Che ne sarà del Patto di Stabilità e Crescita, con i suoi relativi corollari (Fiscal Compact; Two Pack, Six Pack), del Temporary Framework, che ha consentito finora di bypassare ogni vincolo sugli aiuti di Stato? Tutte aree assolutamente decisive, ma altrettanto indeterminate. Nessuno sa dire, infatti, quando l’intero set di regole europee tornerà in vigore. Tanto per fare un esempio: nella prossima Legge di Bilancio, da presentare in Europa entro il 16 di ottobre, la prima Raccomandazione Paese sul ritorno all’Obiettivo di medio termine dovrà essere o non essere rispettata? La Commissione, su questo punto, come su molti altri, non ha ancora fornito risposte.

Se a tutto questo si aggiunge il calendario (chiamiamolo così per carità di Patria) niente affatto rassicurante della pandemia, dal momento che in questo agosto stiamo osservando in tutti i paesi della UE, e non solo, una recrudescenza di focolai di contagi, con dinamiche certamente circoscritte, ma esponenziali e per questo preoccupanti, con effetti certamente e potenzialmente tragici sulla ripresa della vita economica e sociale, dalle scuole alle università, alla mobilità in genere, con la possibilità che il prossimo autunno ci possano essere tanti lockdown, se possibile ancor più costosi di quelli totalizzanti che abbiamo sperimentato nel recente passato. Se uniamo quindi l’incertezza economica, finanziaria, di policy, sui 4 pilastri, sulla risposta europea, con l’incertezza della pandemia, essendo i vaccini non ancora programmabili in termini di policy, ecco, sommando questi due gruppi di incertezze, otteniamo una incertezza all’ennesima potenza, che certamente non rassicura i mercati e la politica, con il rischio, in riferimento alla seconda, di vedere (Dio ce ne scampi e liberi) una recrudescenza di forze populiste, sovraniste ed estremiste, magari negazioniste.

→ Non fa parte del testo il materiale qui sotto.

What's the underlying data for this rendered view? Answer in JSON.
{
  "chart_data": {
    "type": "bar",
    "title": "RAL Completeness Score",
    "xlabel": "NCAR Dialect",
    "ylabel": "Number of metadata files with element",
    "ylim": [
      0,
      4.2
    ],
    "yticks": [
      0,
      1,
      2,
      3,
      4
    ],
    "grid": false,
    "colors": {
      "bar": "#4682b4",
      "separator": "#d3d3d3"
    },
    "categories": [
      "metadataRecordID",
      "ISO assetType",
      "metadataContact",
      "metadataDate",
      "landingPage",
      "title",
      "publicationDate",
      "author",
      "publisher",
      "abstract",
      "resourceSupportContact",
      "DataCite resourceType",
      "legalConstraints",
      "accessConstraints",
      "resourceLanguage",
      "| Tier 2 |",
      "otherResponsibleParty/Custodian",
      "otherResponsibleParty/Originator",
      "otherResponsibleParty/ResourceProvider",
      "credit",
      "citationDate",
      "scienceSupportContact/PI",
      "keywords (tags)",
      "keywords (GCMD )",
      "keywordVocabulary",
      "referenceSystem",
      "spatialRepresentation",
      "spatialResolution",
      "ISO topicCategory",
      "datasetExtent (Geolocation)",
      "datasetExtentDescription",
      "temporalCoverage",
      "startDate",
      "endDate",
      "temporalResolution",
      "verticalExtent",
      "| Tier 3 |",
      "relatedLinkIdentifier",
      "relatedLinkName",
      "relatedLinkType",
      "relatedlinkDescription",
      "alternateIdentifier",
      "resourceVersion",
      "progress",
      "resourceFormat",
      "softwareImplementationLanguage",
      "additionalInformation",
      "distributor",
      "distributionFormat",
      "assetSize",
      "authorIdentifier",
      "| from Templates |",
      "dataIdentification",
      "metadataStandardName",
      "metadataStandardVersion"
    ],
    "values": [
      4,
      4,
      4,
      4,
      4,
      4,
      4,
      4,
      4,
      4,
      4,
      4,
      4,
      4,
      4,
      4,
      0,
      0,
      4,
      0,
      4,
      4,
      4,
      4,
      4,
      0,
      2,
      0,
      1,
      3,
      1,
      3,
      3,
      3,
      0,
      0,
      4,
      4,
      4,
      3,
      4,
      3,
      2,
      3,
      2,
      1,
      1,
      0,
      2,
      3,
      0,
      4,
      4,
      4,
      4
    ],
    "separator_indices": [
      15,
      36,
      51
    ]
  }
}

Con l’ultimo esito che ci si rivolga, rispetto a tutte queste “incertezze e criticità”, all’unica certezza data che è quella della Bce, chiedendole di risolvere ogni disequilibrio: di politica economica, di liquidità, di crescita. La Banca Centrale come panacea di tutti i mali, pia illusione, però. Può la Bce essere sottoposta a questo stress, senza perdere del tutto la propria credibilità? Noi crediamo di no, perché il rischio è quello di avere una monetizzazione senza limiti dei debiti pubblici nazionali che porterebbe sicuramente al crollo dell’euro. Diciamolo francamente: spazio per fare altro deficit in Italia non c’è, dopo i 100 miliardi di titoli extra emessi quest’anno per finanziare i decreti anti crisi. È sufficiente guardare il calendario delle scadenze dei Btp per vedere come il 2023 sarà un anno da brividi per il nostro debito, con probabilmente circa 300 miliardi da ricoprire. Una cifra mai vista che probabilmente non ha mercato. Se per quella data (ma anche molto prima) la Bce avrà smesso il suo programma di acquisti straordinari, per il Tesoro italiano saranno dolori. Ecco che, allora, tutto torna in senso circolare al punto di partenza, ovvero ai mercati finanziari, i veri giudici di cassazione di ogni politica economica dei paesi dell’Unione; mercati per il momento tranquilli ma che in realtà nascondono molta preoccupazione e sentimenti assolutamente neri. E se non riceveranno le dovute garanzie in termini di certezze e soluzione delle criticità dalla UE e dagli Stati membri non potranno che fare una sola cosa: vendere Italia, a partire dal prossimo autunno, con un occhio al cambiamento dei forward guidance della Bce. E saranno dolori. Altro che la politica del rinvio di Conte e Gualtieri.